Invaso dal tuo Spirito, Signore,
anche se non ho abito
sento il calore del sole.
Come il sole scalda
questa misera terra del tuo servo,
questa terra d’argilla
fonte di peccati di fughe!
Il martirio di Francesco è quello che trasforma l’uomo che ha visto nell’uomo che non vede più, nel cieco. Oppure nell’uomo che vede troppo, che vede Dio, sono così accecato dal sole. Questo converte, vedere uno come Francesco che si lascia ustionare le palpebre da una luce che noi abbiamo paura di incrociare, vedere in un uomo come Francesco l’uomo che ha cantato la vigna, che si è trovato nell’attimo esatto in cui prima si è lasciato affascinare dal Padre e poi è diventato Lui, ustionato d’amore, trafitto dal sole, uno con l’Uno in un rogo finale in cui tutto si illumina di una Luce senza tramonto.

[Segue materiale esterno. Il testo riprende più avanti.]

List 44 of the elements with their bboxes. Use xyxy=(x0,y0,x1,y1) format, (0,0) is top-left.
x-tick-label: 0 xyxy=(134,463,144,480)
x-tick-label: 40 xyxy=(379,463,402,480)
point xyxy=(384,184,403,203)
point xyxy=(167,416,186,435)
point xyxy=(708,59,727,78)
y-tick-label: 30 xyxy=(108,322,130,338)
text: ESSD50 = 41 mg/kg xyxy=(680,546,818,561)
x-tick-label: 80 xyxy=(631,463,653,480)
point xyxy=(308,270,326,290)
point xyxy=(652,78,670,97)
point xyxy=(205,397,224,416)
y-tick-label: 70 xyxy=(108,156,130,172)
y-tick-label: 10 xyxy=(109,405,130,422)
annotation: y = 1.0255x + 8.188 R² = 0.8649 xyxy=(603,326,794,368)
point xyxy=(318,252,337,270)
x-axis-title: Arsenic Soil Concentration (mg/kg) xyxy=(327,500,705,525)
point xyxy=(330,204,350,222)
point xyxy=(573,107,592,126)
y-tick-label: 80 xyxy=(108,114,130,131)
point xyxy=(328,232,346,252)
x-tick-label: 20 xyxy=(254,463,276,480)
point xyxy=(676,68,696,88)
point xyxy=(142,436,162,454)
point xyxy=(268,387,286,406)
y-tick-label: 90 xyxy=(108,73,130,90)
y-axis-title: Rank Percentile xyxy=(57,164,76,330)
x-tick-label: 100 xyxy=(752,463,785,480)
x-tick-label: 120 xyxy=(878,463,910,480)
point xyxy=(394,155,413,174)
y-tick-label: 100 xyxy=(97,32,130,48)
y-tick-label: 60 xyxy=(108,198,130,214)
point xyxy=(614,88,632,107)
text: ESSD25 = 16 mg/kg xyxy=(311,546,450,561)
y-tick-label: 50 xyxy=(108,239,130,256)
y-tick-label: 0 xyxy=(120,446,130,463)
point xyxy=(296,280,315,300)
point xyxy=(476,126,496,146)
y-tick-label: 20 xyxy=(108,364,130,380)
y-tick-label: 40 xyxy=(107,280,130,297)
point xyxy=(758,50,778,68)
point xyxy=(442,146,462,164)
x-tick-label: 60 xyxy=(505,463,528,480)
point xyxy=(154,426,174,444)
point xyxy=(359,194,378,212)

Possono essere solo parole vagamente romantiche quelle che definiscono Dio come l’innamorato sulle tracce dell’uomo ma se si cede a questo richiamo, se si entra nella vigna, luogo di innamoramenti, fonte di ebrezza, rimando all’erotico vino delle alleanze, se si accetta di entrare, di lasciarsi trapassare, di diventare sguardo del Suo sguardo, se si trasforma la propria pelle in una pergamena e ci si lascia incidere a fuoco di carboni ardenti, se ci si tatua il suo amore, se di diventa Lui, ci si converte a una nuova Verità.